Binance Coin (BNB) recently surged over 5%, making it the top gainer among the top ten largest cryptocurrencies by market cap. Despite this upward movement, technical indicators suggest that BNB may be facing a potential bearish reversal, particularly if broader market conditions don’t continue to support the positive trend.
Bearish Divergence and Market Indicators
BNB’s price hit $533 after bouncing from a low of $503 within the last 24 hours. However, its daily chart signals a bearish divergence, with a double-top pattern formation, often considered a bearish indicator. BNB’s price tested the $600 resistance twice, once in late July and again recently, but failed to break through both times, forming a neckline at $464.
If BNB’s price drops below this neckline, a bearish breakout could be confirmed. Conversely, a breakout above the $600 resistance could invalidate this bearish outlook if the current uptrend holds.

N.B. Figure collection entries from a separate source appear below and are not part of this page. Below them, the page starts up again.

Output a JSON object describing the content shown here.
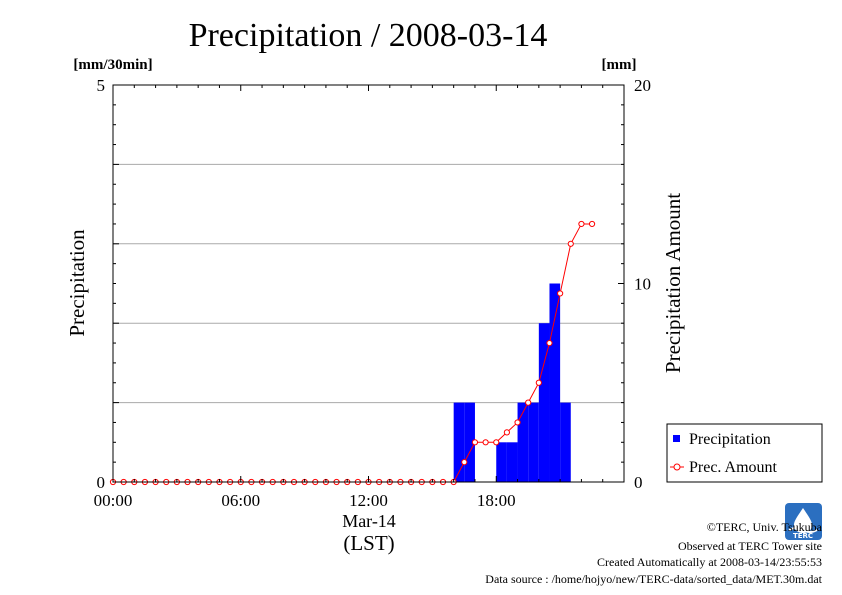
{
  "chart_data": {
    "type": "bar",
    "title": "Precipitation / 2008-03-14",
    "left_unit": "[mm/30min]",
    "right_unit": "[mm]",
    "ylabel": "Precipitation",
    "ylabel_right": "Precipitation Amount",
    "ylim": [
      0,
      5
    ],
    "ylim_right": [
      0,
      20
    ],
    "left_ticks": [
      "0",
      "5"
    ],
    "right_ticks": [
      "0",
      "10",
      "20"
    ],
    "x_ticks": [
      "00:00",
      "06:00",
      "12:00",
      "18:00"
    ],
    "xlabel_date": "Mar-14",
    "xlabel_lst": "(LST)",
    "xlim_hours": [
      0,
      24
    ],
    "grid_y": [
      1,
      2,
      3,
      4
    ],
    "legend_position": "bottom-right",
    "series": [
      {
        "name": "Precipitation",
        "kind": "bar",
        "color": "#0000ff",
        "x_hours": [
          16,
          16.5,
          18,
          18.5,
          19,
          19.5,
          20,
          20.5,
          21
        ],
        "values": [
          1.0,
          1.0,
          0.5,
          0.5,
          1.0,
          1.0,
          2.0,
          2.5,
          1.0
        ]
      },
      {
        "name": "Prec. Amount",
        "kind": "line",
        "color": "#ff0000",
        "x_hours": [
          0,
          0.5,
          1,
          1.5,
          2,
          2.5,
          3,
          3.5,
          4,
          4.5,
          5,
          5.5,
          6,
          6.5,
          7,
          7.5,
          8,
          8.5,
          9,
          9.5,
          10,
          10.5,
          11,
          11.5,
          12,
          12.5,
          13,
          13.5,
          14,
          14.5,
          15,
          15.5,
          16,
          16.5,
          17,
          17.5,
          18,
          18.5,
          19,
          19.5,
          20,
          20.5,
          21,
          21.5,
          22,
          22.5
        ],
        "values": [
          0,
          0,
          0,
          0,
          0,
          0,
          0,
          0,
          0,
          0,
          0,
          0,
          0,
          0,
          0,
          0,
          0,
          0,
          0,
          0,
          0,
          0,
          0,
          0,
          0,
          0,
          0,
          0,
          0,
          0,
          0,
          0,
          0,
          1,
          2,
          2,
          2,
          2.5,
          3,
          4,
          5,
          7,
          9.5,
          12,
          13,
          13
        ]
      }
    ]
  },
  "footer": {
    "copyright": "©TERC, Univ. Tsukuba",
    "observed": "Observed at TERC Tower site",
    "created": "Created Automatically at 2008-03-14/23:55:53",
    "source": "Data source : /home/hojyo/new/TERC-data/sorted_data/MET.30m.dat",
    "logo_text": "TERC"
  }
}
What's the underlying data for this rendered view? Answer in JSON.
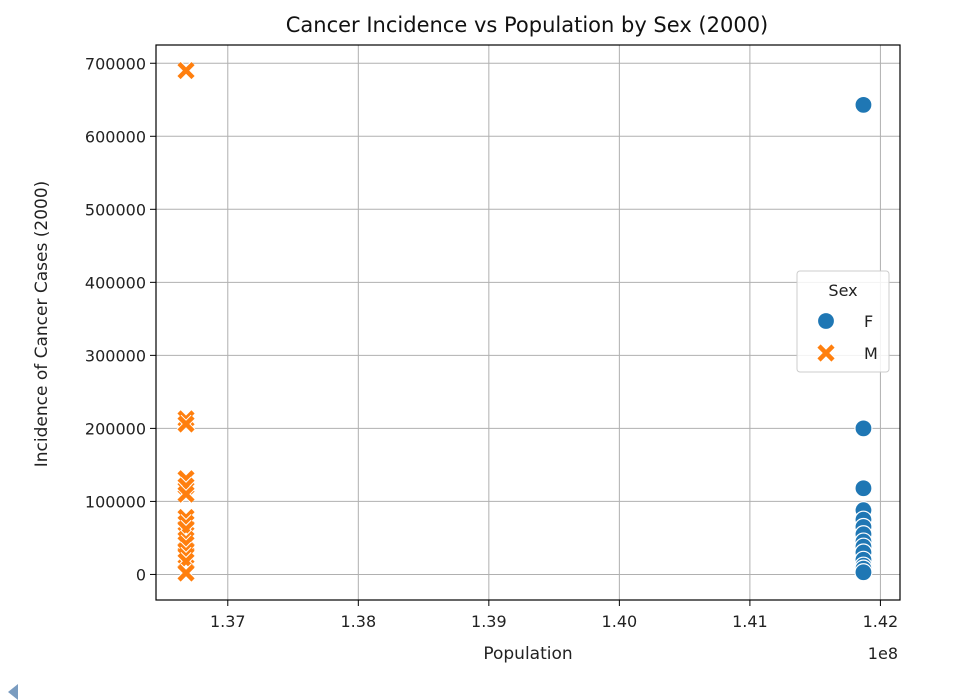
{
  "chart_data": {
    "type": "scatter",
    "title": "Cancer Incidence vs Population by Sex (2000)",
    "xlabel": "Population",
    "ylabel": "Incidence of Cancer Cases (2000)",
    "x_offset_label": "1e8",
    "xlim": [
      1.3645,
      1.4215
    ],
    "ylim": [
      -35000,
      725000
    ],
    "x_ticks": [
      1.37,
      1.38,
      1.39,
      1.4,
      1.41,
      1.42
    ],
    "x_tick_labels": [
      "1.37",
      "1.38",
      "1.39",
      "1.40",
      "1.41",
      "1.42"
    ],
    "y_ticks": [
      0,
      100000,
      200000,
      300000,
      400000,
      500000,
      600000,
      700000
    ],
    "y_tick_labels": [
      "0",
      "100000",
      "200000",
      "300000",
      "400000",
      "500000",
      "600000",
      "700000"
    ],
    "grid": true,
    "legend": {
      "title": "Sex",
      "placement": "center-right"
    },
    "series": [
      {
        "name": "F",
        "marker": "circle",
        "color": "#1f77b4",
        "x": [
          1.4187,
          1.4187,
          1.4187,
          1.4187,
          1.4187,
          1.4187,
          1.4187,
          1.4187,
          1.4187,
          1.4187,
          1.4187,
          1.4187,
          1.4187,
          1.4187
        ],
        "y": [
          643000,
          200000,
          118000,
          88000,
          75000,
          65000,
          55000,
          45000,
          38000,
          30000,
          20000,
          12000,
          8000,
          3000
        ]
      },
      {
        "name": "M",
        "marker": "x",
        "color": "#ff7f0e",
        "x": [
          1.3668,
          1.3668,
          1.3668,
          1.3668,
          1.3668,
          1.3668,
          1.3668,
          1.3668,
          1.3668,
          1.3668,
          1.3668,
          1.3668,
          1.3668,
          1.3668,
          1.3668
        ],
        "y": [
          690000,
          213000,
          206000,
          131000,
          121000,
          110000,
          78000,
          70000,
          62000,
          48000,
          42000,
          32000,
          25000,
          18000,
          2000
        ]
      }
    ]
  }
}
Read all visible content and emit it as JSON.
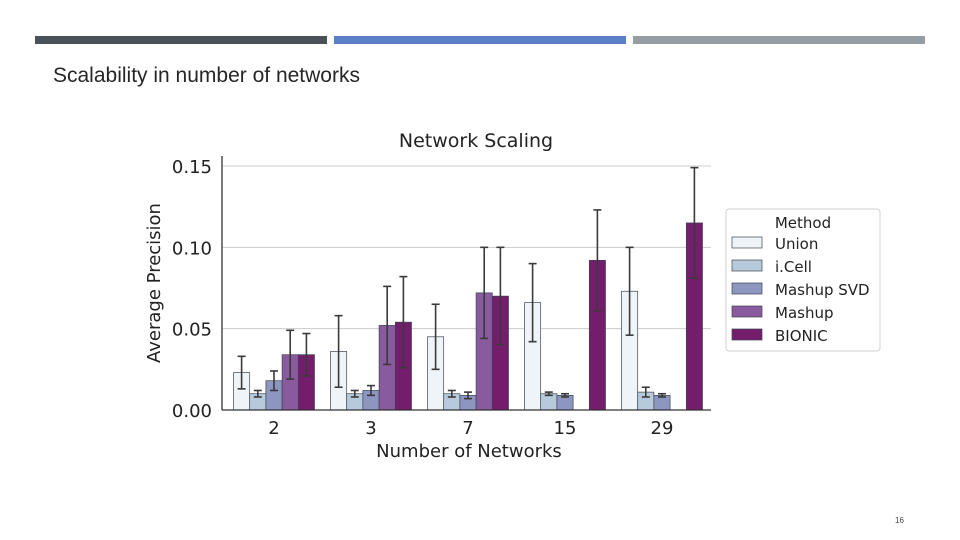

The Relative Strength Index (RSI) is currently at 47, indicating that sellers still have control. The RSI needs to rise above the signal line to affirm bullish momentum and challenge the double-top pattern.
The Directional Movement Index (DMI) further supports a possible bearish reversal, with the positive DI (blue) remaining below the negative DI (orange), which reflects weakening upward momentum.
Resistance and Liquidation Points
According to Hyblock Capital, BNB has significant liquidations clustered around $548, which could serve as a strong resistance level. If traders who bought into the recent rally take profits near this level, it could further impede BNB’s ability to maintain its gains.
BNB Chain’s Declining Network Activity
Another challenge for BNB is the declining activity on the BNB Chain. In the past week:
– The number of unique active wallets on the network dropped by 25%.
– Transaction volumes fell over 30%, from $850 million to $350 million.
This decline in usage could reflect waning market interest in BNB, making it harder for the coin to sustain its upward momentum.
Bearish Sentiment
Additionally, data from Coinglass shows that BNB’s Funding Rates have been predominantly negative over the past month, suggesting a prevailing bearish sentiment among traders.
Conclusion
Despite recent gains, BNB faces several risks that could lead to a bearish reversal. Key indicators like the double-top pattern, RSI, and DMI point to weakening bullish momentum. The decline in BNB Chain’s usage and the negative Funding Rates add further bearish pressure. If BNB fails to break above the $600 resistance and drops below the $464 neckline, a steeper decline could follow.